Now I know Ulysses is a good book. I can find essays and quotes from tonnes of professors telling me so. But I don't understand it. I know that it is written to parallel the characters and events of Homer's poem Odyssey (which I'm mostly unfamiliar with) and that it is "revolutionary in its modernistic experimentalism". But I still don't understand. It's not the storyline exactly, it's the strange, stream-of-consciousness language itself. Let me give you an example of a paragraph from chapter two. Leopold has popped into a chemist on his way to a funeral (as far as I could tell anyway):
"Bring out the darkness of her eyes. Looking at me, the sheet up to her eyes, Spanish, smelling herself, when I was fixing the links in my cuffs. Those homely recipes are often the best: strawberries for the teeth: nettles and rainwater: oatmeal they say steeped in buttemilk. Skinfood. One of the old queen's sons, duke of Albany was it? had only one skin. Leopold yes. Three we have. Warts, bunions and pimples to make it worse. But you want a perfume too. What perfume does you? Peau d'Espagne. That orange flower. Pure curd soap. Water is so fresh. Nice smell these soaps have. Time to get a bath round the corner. Hammam. Turkish. Massage. Dirt gets rolled up in your navel. Nicer if a nice girl did it. Also I think I. Yes I. Do it in the bath. Curious longing I. Water to water. Combine business with pleasure. Pity no time for massage. Feel fresh then all day. Funeral be rather glum."
It's made me feel very uncultured and ignorant. I knew it was a very difficult book, but I'm a smart person, right? I never imagined I actually couldn't finish it. Funnily enough, I don't hate it - there's some beautiful language and ideas in there - I just don't get it at all. I don't get why it was so amazing that someone wrote a book that is so obscure I feel like a degree in classics is necessary. I'd hate to say I gave up on one of the greatest works of literature, but it's that or another month of wading. My only potential salvation is to use Wikipedia, which gives a breakdown of what's happening in each section. I just feel like I should be clever enough to read a novel without the aid of Wikipedia!

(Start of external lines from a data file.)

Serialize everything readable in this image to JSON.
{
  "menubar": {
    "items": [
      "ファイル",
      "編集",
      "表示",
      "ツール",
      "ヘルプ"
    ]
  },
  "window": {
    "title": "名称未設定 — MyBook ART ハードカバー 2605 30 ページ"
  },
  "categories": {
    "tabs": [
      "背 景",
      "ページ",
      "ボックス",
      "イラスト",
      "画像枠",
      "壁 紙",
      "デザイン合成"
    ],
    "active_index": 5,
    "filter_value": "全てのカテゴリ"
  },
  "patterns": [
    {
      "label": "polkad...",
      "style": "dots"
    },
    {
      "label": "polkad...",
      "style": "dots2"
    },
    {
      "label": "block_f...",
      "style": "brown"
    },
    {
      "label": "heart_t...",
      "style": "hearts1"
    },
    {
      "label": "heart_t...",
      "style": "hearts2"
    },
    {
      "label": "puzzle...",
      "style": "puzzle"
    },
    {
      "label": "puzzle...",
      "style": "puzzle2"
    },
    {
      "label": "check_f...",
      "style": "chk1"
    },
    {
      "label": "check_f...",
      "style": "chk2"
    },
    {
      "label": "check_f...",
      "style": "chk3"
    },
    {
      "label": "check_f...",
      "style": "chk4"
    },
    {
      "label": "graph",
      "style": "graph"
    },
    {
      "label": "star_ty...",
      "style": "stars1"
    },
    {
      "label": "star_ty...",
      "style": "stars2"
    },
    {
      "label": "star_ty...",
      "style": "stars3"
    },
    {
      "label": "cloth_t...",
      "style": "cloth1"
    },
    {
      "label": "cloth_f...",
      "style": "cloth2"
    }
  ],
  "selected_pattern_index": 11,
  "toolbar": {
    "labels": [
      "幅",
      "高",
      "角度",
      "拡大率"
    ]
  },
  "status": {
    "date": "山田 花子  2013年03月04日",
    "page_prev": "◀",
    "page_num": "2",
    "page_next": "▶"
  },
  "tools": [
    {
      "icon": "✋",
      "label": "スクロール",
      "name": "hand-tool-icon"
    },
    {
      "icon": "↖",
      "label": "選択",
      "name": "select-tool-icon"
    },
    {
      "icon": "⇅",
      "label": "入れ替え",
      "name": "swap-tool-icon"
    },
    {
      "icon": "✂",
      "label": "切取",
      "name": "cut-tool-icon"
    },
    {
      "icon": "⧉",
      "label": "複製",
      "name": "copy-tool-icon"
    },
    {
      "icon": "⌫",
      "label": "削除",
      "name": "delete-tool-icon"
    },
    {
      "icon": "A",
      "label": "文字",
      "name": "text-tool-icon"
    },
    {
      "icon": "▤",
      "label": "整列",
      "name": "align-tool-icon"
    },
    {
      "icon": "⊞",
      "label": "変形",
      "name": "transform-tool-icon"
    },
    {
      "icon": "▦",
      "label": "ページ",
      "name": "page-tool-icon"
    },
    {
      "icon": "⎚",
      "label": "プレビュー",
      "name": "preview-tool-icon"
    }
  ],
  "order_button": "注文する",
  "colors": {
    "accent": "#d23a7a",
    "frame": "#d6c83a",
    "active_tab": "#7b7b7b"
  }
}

James Joyce himself is a really interesting man (there are autobiographical details in Ulysses) and he said a lot of really interesting stuff. He married a chamber maid called Nora Barnacle and his dying words are supposed to have been, "Does nobody understand?", for example. But there isn't space to talk about him now, so tell me...
Do you ever abandon a book part-way through? Have you ever read a classic that you can't see what the fuss is about?